The UK coalition government looks set to drop its manifesto commitment to outlaw the possession of illegal timber.

The Conservative-Lib Dem coalition document included “measures to make the import or possession of illegal timber a criminal offence.”

However, Jim Paice, Minister of State for Agriculture and Food, has now said that government will not move beyond proposed EU legislation on timber import and “will not be pursuing further UK legislative action at this stage.”

That means any move to make possession of illegal timber a criminal offence has been effectively ruled out.

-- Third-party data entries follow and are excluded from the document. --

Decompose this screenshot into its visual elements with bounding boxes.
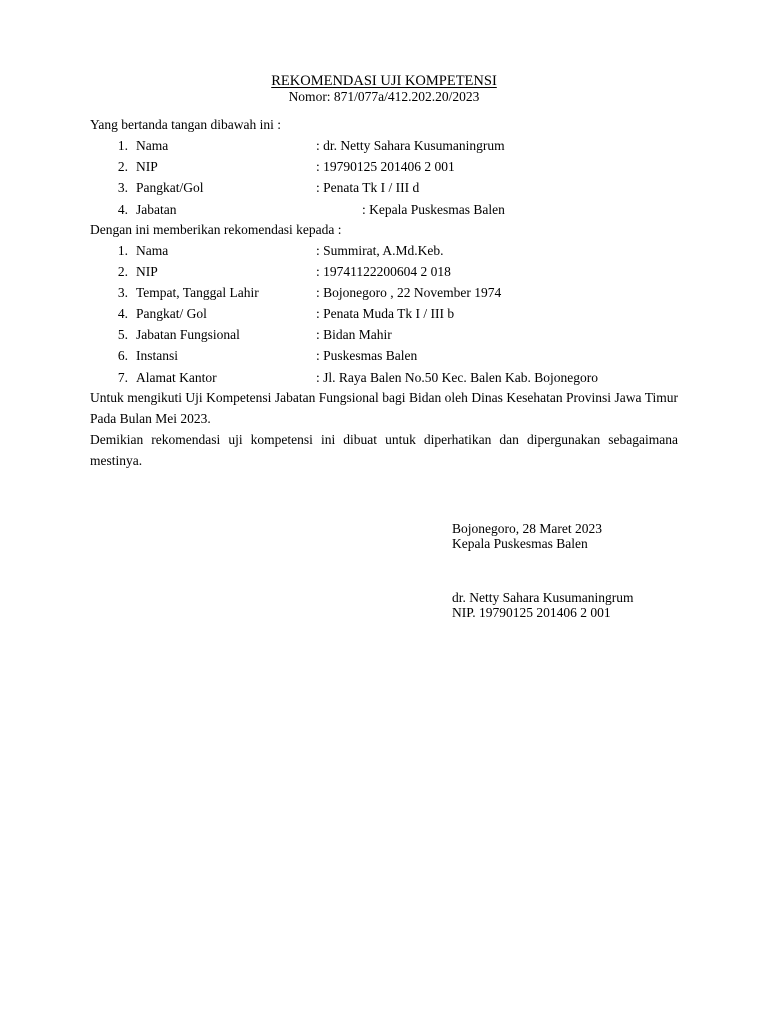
recipient-item-office-address: [0, 370, 768, 386]
item-number: 4.: [117, 306, 128, 321]
item-label: Instansi: [136, 348, 178, 363]
recipient-item-birth: [0, 285, 768, 301]
item-value: : 19790125 201406 2 001: [316, 159, 455, 174]
signature-place-date: Bojonegoro, 28 Maret 2023: [452, 521, 602, 536]
item-label: Pangkat/ Gol: [136, 306, 207, 321]
item-number: 3.: [117, 285, 128, 300]
signature-nip: NIP. 19790125 201406 2 001: [452, 605, 611, 620]
document-title: [0, 72, 768, 90]
signer-item-position: [0, 202, 768, 218]
signer-item-rank: [0, 180, 768, 196]
recipient-item-institution: [0, 348, 768, 364]
signer-item-name: [0, 138, 768, 154]
item-label: Tempat, Tanggal Lahir: [136, 285, 259, 300]
item-label: NIP: [136, 264, 158, 279]
item-value: : Penata Muda Tk I / III b: [316, 306, 455, 321]
recipient-item-nip: [0, 264, 768, 280]
item-value: : Kepala Puskesmas Balen: [362, 202, 505, 217]
signature-name: dr. Netty Sahara Kusumaningrum: [452, 590, 634, 605]
item-value: : dr. Netty Sahara Kusumaningrum: [316, 138, 505, 153]
item-value: : Summirat, A.Md.Keb.: [316, 243, 444, 258]
item-label: Nama: [136, 138, 169, 153]
recipient-item-rank: [0, 306, 768, 322]
recipient-item-name: [0, 243, 768, 259]
item-label: NIP: [136, 159, 158, 174]
purpose-paragraph: Untuk mengikuti Uji Kompetensi Jabatan Fungsional bagi Bidan oleh Dinas Kesehatan Provinsi Jawa Timur Pada Bulan Mei 2023.: [90, 390, 678, 426]
item-number: 2.: [117, 159, 128, 174]
item-value: : Bidan Mahir: [316, 327, 392, 342]
signer-intro: Yang bertanda tangan dibawah ini :: [90, 117, 281, 132]
item-number: 4.: [117, 202, 128, 217]
item-value: : Jl. Raya Balen No.50 Kec. Balen Kab. Bojonegoro: [316, 370, 598, 385]
item-value: : Puskesmas Balen: [316, 348, 418, 363]
item-value: : 19741122200604 2 018: [316, 264, 451, 279]
signer-item-nip: [0, 159, 768, 175]
item-value: : Bojonegoro , 22 November 1974: [316, 285, 502, 300]
recipient-intro: Dengan ini memberikan rekomendasi kepada :: [90, 222, 342, 237]
item-number: 6.: [117, 348, 128, 363]
item-number: 2.: [117, 264, 128, 279]
item-label: Jabatan: [136, 202, 177, 217]
recipient-item-functional-position: [0, 327, 768, 343]
item-value: : Penata Tk I / III d: [316, 180, 420, 195]
item-label: Pangkat/Gol: [136, 180, 204, 195]
document-number: Nomor: 871/077a/412.202.20/2023: [288, 89, 480, 104]
item-number: 5.: [117, 327, 128, 342]
item-label: Nama: [136, 243, 169, 258]
signature-position: Kepala Puskesmas Balen: [452, 536, 588, 551]
item-label: Jabatan Fungsional: [136, 327, 240, 342]
item-number: 1.: [117, 138, 128, 153]
item-number: 3.: [117, 180, 128, 195]
item-label: Alamat Kantor: [136, 370, 217, 385]
document-title-text: REKOMENDASI UJI KOMPETENSI: [271, 73, 497, 89]
item-number: 7.: [117, 370, 128, 385]
item-number: 1.: [117, 243, 128, 258]
closing-paragraph: Demikian rekomendasi uji kompetensi ini dibuat untuk diperhatikan dan dipergunakan sebagaimana mestinya.: [90, 432, 678, 468]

This is a major backtrack by the Tory party. After the US outlawed illegal timber via the Lacey Act in 2009, then backbencher William Hague, pledged to pass UK legislation on top of any strengthened EU directive.

He said such efforts would “send a message to the rest of Europe that we are ready to lead on closing the market to illegally timber” and criticised the then environment secretary, Hilary Benn, for failing to pledge the same.

Despite the backtrack, Jim Paice claims that the EU legislation will be sufficient: “We should also recognise that much illegal timber comes into the country through negligence rather than deliberate criminal activity, and we anticipate that this negligence will be stamped out by the regulation.”

However, economic concerns are apparent in other communications: “In these difficult financial times, we need to focus on the principles of better regulation. There is little to be gained by initiating additional (and duplicative) UK legislation in this area and we must be wary of creating a disadvantage in our timber’s trade’s efforts to act as world leaders in the procurement of legal timber.”

The EU legislation makes it an offence to place illegal timber on the market but does not make it an offence for anyone further down the supply change to handle illegal timber and that is why campaigners believe the UK government still needs to act.

And it is by such measures that users of tropical timbers in the US are being forced to clean up their act, with the recent criminal investigations into Gibson Guitars procurement policy being the most prominent example.

Green Party MP, Caroline Lucas said: “It is deeply disappointing that a government that has an aspiration to be the ‘greenest government in history’ has fallen at the first hurdle.”